A text comparison tool
A Chrome Extension that will use the Readability script to extract the substance of a news article for a white-listed set of sites, eg:
Use Murmur Hash to create ordered integer representation of news article. Use SHA-256 to create a signature for the hashes. Send the hashes and signature to Superfastmatch server. Do a search and association using the hashes and store only the results against the signature. Return the results to the extension. Future users who see the same content (not necessarily the same URL) will get the results from the cache rather than execute another search.
The results (ie. press releases) will be formatted in the browser extension with statistics, much like a Churnalism.com result.
A Firefox addon should be straight-forward once the Chrome version is complete
Initially 5 scrapers for major sources of press releases in the US. Written in Python, they will extract the publication date, url and title and content from each document and POST it to the Superfastmatch server.
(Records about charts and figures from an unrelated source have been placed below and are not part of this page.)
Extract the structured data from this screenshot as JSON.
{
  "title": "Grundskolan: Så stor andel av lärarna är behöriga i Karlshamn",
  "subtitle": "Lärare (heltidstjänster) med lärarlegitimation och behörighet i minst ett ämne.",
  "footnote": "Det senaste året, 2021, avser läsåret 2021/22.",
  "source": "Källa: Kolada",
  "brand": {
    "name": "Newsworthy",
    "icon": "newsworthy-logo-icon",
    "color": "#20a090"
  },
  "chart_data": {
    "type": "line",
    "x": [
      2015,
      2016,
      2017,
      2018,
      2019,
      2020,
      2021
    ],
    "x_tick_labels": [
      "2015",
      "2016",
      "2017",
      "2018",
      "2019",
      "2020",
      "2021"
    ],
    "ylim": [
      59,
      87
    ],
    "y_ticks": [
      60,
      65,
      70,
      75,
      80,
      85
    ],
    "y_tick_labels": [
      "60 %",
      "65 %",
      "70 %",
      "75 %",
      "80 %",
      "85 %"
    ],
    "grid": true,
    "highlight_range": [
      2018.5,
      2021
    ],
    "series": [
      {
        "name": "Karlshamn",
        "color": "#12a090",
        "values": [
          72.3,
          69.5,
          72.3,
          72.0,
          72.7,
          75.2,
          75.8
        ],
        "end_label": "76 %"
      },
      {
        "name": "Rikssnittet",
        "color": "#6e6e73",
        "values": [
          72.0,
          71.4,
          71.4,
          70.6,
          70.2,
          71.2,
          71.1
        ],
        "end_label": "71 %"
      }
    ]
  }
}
The press releases will be searchable within a matter of seconds.
Potentially the scrapers can check if content has been removed and DELETE the document from the index. Requires that state be stored somewhere.
Would recommend at least one Science scraper of a source such as Eureka Alert - this is an area that raises a lot of concerns in journalism.
A C++ daemon that stores documents in memory-efficient form for fast searching and ranking according to degree of duplication between search text and document text. Results are presented in faceted form according to document type, which allows for cross-corpora search.
Leverages hash collisions as a means of increasing the compression potential through the side-effect of shorter document id deltas. Uses signal processing concepts to filter out collisions at search time.
Multi-threaded indexing means that a thread is assigned a slot of the hash table and works on it independently without a shared lock. Allows for scaling in line with number of processor cores.
Asynchronous queued document submission means scrapers don't have to wait for indexing to occur
Configurable hash width means the more memory that is available to the server, the less collisions that will occur. This increases the speed of search at the cost of memory usage. Also means that lesser-spec machines can run the index with a smaller hash width.
Requires experimentation to find correct width for a corpus. Hash width can be changed without reloading the documents.
Whole index is stored in memory, which gives massive speed boost. Currently memory/corpora size ratio is about 2:1. due to Variable Length Integer Coding. Much higher compression is available if a frequency distribution of doc id deltas is used to create a Huffman-type tree.
|/||GET||Returns home page with search form||200|
|/document/||GET||Returns the first page of documents||200|
|/document/?cursor=<cursor>||GET||Returns the page of documents beginning with <cursor>||200|
|/document/<doctype>/||GET||Returns the first page of documents with <doctype>>||200|
|/document/<doctype>/?cursor=<cursor>||GET||Returns the page of documents with <doctype> beginning with <cursor>||200|
|/document/<doctype>/<docid>/||GET||Returns the document with <doctype> and <docid> if exists||200/404/304|
|/document/<doctype>/<docid>/||POST||Create or update the document with <doctype> and <docid> and defer association||202|
|/document/<doctype>/<docid>/||PUT||Create or update the document with <doctype> and <docid> and associate||202|
|/document/<doctype>/<docid>/||DELETE||Delete the document with <doctype> and <docid> and related associations||204/404|
|/index/||GET||Returns the first page of the index||200|
|/index/?cursor=<cursor>||GET||Returns the page of the index beginning with <cursor>||200|
|/association/||GET||Returns the first page of associations||200|
|/association/?cursor=<cursor>||GET||Returns the page of associations beginning with <cursor>||200|
|/association/<doctype>/||GET||Returns the the first page of associations for <doctype>||200|
|/association/<doctype>/?cursor=<cursor>||GET||Returns the the page of associations for <doctype> beginning with <cursor>||200|
|/association/<doctype>/<docid>/||GET||Returns the associations for a specific document||200/304|
|/association/||POST||Updates associations for all documents||202|
|/association/<doctype>/||POST||Updates associations for all documents with <doctype>||202|
|/association/<doctype1>/<doctype2>/||POST||Updates associations for all documents with <doctype1> against <doctype2>||202|
|/search/||POST||Returns the results for a search of all documents||200|
|/search/<doctype>/||POST||Returns the results for a search against documents of <doctype>||200|
|/status/||GET||Returns counts for each DB||200|
|/queue/||GET||Returns the first page of jobs||200|
|/queue/?cursor=<cursor>||GET||Returns the page of jobs beginning with <cursor>||200|
|/queue/<queueid>/||GET||Returns the details of <queueid>||200/404/304|
Where <doctype>, <docid> and <queueid> are integers between 1 and 4294967295 ie. (all unsigned 32 bit numbers, excluding 0)